A Franco-Polish alliance within the EU has this week secured import restrictions on Ukrainian products after months of grassroots protests from European farmers.
Farmers have been protesting against the rapid liberalisation of trade with Ukraine since the start of Russia’s invasion of the country in 2022, which has resulted in cheap Ukrainian products undercutting prices.
According to Politico, France and Poland pushed for greater restrictions on Ukrainian poultry, eggs, sugar, and wheat, with the deal likely to be rubber-stamped shortly in the European Parliament. The French position on Ukraine has shifted in recent weeks because of farmer protests, leading to President Emmanuel Macron dropping previous support for Mercosur, a free-trade agreement between the EU and South America, as a sign of leaders belatedly listening to farmers’ concerns.

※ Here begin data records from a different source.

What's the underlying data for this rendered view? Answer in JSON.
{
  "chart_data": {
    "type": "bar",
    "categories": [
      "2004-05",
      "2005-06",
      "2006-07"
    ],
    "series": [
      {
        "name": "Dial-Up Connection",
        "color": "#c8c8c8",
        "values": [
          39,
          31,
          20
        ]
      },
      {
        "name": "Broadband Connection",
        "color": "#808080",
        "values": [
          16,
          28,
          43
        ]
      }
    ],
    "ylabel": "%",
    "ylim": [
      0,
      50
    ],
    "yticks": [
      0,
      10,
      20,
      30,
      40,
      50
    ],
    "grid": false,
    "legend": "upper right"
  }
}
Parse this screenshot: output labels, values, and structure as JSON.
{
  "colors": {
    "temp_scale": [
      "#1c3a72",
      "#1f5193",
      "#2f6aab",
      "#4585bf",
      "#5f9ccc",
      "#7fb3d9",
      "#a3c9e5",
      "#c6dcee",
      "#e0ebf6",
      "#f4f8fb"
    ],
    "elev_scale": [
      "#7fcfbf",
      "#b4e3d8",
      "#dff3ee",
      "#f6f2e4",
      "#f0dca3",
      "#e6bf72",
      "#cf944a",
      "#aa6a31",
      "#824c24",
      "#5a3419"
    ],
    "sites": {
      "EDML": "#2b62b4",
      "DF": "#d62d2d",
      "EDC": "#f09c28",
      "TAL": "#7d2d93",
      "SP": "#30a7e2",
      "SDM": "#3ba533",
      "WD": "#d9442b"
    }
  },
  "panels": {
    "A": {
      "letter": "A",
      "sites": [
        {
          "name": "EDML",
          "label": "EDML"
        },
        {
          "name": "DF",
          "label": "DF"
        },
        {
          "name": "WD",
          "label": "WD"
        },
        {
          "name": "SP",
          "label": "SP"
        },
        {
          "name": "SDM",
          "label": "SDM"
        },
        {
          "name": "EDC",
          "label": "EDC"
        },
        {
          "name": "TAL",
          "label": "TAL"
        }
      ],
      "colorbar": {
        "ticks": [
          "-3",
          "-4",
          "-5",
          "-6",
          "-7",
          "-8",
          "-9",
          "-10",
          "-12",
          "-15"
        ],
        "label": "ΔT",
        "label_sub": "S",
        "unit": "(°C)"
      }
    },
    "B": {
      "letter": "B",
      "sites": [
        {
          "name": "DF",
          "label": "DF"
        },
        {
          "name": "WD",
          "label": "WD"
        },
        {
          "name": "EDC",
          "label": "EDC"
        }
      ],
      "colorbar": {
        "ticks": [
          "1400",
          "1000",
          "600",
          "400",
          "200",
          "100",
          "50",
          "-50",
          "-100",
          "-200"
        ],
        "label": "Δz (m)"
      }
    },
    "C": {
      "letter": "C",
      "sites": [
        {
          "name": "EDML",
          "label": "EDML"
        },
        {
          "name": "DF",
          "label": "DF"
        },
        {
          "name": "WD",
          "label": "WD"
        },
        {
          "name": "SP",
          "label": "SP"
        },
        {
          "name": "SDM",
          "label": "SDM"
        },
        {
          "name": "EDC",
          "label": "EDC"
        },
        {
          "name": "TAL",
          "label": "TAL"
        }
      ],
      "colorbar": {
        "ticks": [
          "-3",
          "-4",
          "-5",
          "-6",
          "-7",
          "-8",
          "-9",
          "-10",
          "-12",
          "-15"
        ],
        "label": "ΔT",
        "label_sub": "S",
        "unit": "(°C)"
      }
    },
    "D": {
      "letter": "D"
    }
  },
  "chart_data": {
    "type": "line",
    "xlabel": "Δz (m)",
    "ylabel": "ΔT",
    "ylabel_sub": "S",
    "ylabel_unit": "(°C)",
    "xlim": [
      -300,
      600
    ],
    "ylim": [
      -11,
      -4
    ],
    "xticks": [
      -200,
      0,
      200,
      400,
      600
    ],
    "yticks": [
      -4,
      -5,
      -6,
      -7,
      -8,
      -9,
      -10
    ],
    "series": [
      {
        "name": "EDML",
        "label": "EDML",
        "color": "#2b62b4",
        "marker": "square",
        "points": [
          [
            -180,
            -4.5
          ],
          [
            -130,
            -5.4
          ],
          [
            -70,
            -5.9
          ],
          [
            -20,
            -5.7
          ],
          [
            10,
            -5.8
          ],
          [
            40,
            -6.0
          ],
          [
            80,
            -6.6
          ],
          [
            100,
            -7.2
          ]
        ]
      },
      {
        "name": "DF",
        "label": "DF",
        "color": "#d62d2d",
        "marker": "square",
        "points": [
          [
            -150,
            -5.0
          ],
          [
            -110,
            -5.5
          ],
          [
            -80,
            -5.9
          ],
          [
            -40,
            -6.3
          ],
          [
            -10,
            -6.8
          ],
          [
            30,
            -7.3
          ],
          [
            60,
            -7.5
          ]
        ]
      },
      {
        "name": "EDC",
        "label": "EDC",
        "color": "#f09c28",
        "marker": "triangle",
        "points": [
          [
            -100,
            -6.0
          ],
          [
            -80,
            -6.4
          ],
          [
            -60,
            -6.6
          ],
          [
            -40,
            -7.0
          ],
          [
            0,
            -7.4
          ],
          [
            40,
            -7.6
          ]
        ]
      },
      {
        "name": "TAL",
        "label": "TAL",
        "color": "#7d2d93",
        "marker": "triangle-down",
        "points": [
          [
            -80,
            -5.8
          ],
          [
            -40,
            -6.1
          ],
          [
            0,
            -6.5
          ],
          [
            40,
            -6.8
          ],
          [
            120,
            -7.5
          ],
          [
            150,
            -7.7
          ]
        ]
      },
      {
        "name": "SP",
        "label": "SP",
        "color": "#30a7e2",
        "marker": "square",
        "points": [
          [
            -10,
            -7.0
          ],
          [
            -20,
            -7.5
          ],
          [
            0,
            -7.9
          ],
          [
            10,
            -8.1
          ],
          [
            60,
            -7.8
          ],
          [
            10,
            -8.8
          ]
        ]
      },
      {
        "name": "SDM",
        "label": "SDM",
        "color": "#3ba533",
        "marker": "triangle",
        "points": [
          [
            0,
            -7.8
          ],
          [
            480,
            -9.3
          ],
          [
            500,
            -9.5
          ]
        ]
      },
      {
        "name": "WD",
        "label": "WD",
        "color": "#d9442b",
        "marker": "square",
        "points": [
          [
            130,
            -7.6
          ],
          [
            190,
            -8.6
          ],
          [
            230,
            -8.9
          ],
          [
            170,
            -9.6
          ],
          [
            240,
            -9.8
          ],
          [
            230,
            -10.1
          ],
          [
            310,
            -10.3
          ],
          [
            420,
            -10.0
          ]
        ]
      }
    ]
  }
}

The question of how to integrate Ukrainian agriculture into the relatively sheltered European common market has been a major bone of contention during the war; the Ukrainian agricultural sector is synonymous with overproduction and is dominated by various oligarchal interests.
In remarks to The European Conservative, EU agricultural commissioner Janusz Wojciechowski was still positive about the future integration of the Ukrainian agricultural sector into the EU, with the caveat that Brussels should “avoid the situation where European subsidies are spent for the oligarchs” written into the fine print of any treaty.
The emergency decision to suspend tariffs on Ukrainian goods in 2022 has not only been criticised by farming groups but also by Ukranian civic society groups who have warned that the unexpected trade liberalisation was enriching multiple agricultural oligarchs by allowing them easy access to the EU market without proper oversight.
Despite the import restrictions being welcomed by farming groups as a concession to save the livelihoods of millions of farmers, establishment sources such as Politico were quick to lament, “Vladimir Putin can rely on European agri-food groups to do his lobbying for him.”
The decision comes ahead of a meeting of EU leaders in Brussels this week where the issue of Ukrainian accession will be discussed amid speculation that Eurocrats will have to cut the EU’s system of farming subsidies (the Common Agricultural Policy, CAP) to facilitate Kyiv’s entry into the EU.
While supportive of the Ukrainian cause, Wojciechowski was clear that the country would likely go through a lengthy transition period before being allowed to enter the EU. The commissioner’s own country, Poland, experienced numerous agrarian protests just this month regarding cheap Ukrainian wheat imports.
More broadly, the EU is grappling with the effects of turbulent geopolitics and its traditional policies of protected and sustainable agriculture, as well as the green deal, as Eurocrats announced the imposition of tariffs on Russian and Belarussian wheat imports following protests from farmers in Eastern Europe and the Baltics.